What she meant was that the trappings of Christmas trap us.
The seasonal "shoulds" are soul-sucking for so many of us. If we don't get the tree up exactly so, if we don't decorate cookies like Pinterest shows us, if we don't have the picture-perfect cards, if we don't do family movie night in matching jammies- aren't we missing out on joy? We think that all of these things, and so many others, are ESSENTIAL to the Christmas experience and if they don't happen, we are letting others down and are somehow, again, defective. These things are not the path to happiness we tend to think they are.
So what can you do about all of this?
For one thing, how about not expecting or needing to be happy? If you aren't particularly joyful in your life the rest of the year, maybe it's unreasonable to expect yourself to be that way on a magical day. And maybe that's okay. Even on Christmas, it's okay to not be okay. And if someone else needs you to act happy, well, maybe that's their issue that they need to deal with, not yours.
And second, try to not expect. Just show up.
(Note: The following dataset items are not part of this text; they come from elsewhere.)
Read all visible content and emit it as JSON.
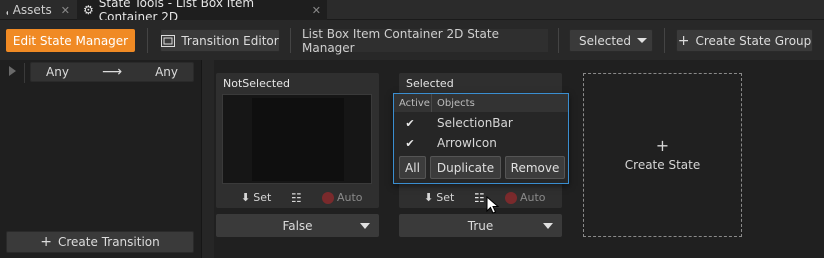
{
  "tabs": [
    {
      "label": "Assets",
      "icon": "assets-icon"
    },
    {
      "label": "State Tools - List Box Item Container 2D",
      "icon": "gear-icon"
    }
  ],
  "toolbar": {
    "edit_state_manager": "Edit State Manager",
    "transition_editor": "Transition Editor",
    "state_manager_name": "List Box Item Container 2D State Manager",
    "selected_state": "Selected",
    "create_state_group": "Create State Group"
  },
  "transition": {
    "from": "Any",
    "to": "Any",
    "create_transition": "Create Transition"
  },
  "states": [
    {
      "name": "NotSelected",
      "set_label": "Set",
      "auto_label": "Auto",
      "value": "False"
    },
    {
      "name": "Selected",
      "set_label": "Set",
      "auto_label": "Auto",
      "value": "True"
    }
  ],
  "popup": {
    "col_active": "Active",
    "col_objects": "Objects",
    "rows": [
      {
        "checked": "✔",
        "object": "SelectionBar"
      },
      {
        "checked": "✔",
        "object": "ArrowIcon"
      }
    ],
    "all_label": "All",
    "duplicate_label": "Duplicate",
    "remove_label": "Remove"
  },
  "create_state": {
    "plus": "+",
    "label": "Create State"
  },
  "colors": {
    "accent_orange": "#f08a24",
    "focus_blue": "#3a8ed0",
    "auto_red": "#c9353a"
  }
}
Do what you feel moved to do, no more and no less, and just be present. If you find joy in something, even a small dumb thing, then great. It might not be all the things that "should" make you happy, and you might not need what you think you need to be happy. Removing the obstacles that keep you from being present and open, removing the expectations, will allow you your best chance at feeling connection, love, and peace.
Oh, and you can apply those two lessons to your entire year. So that's my gift to you. You're welcome.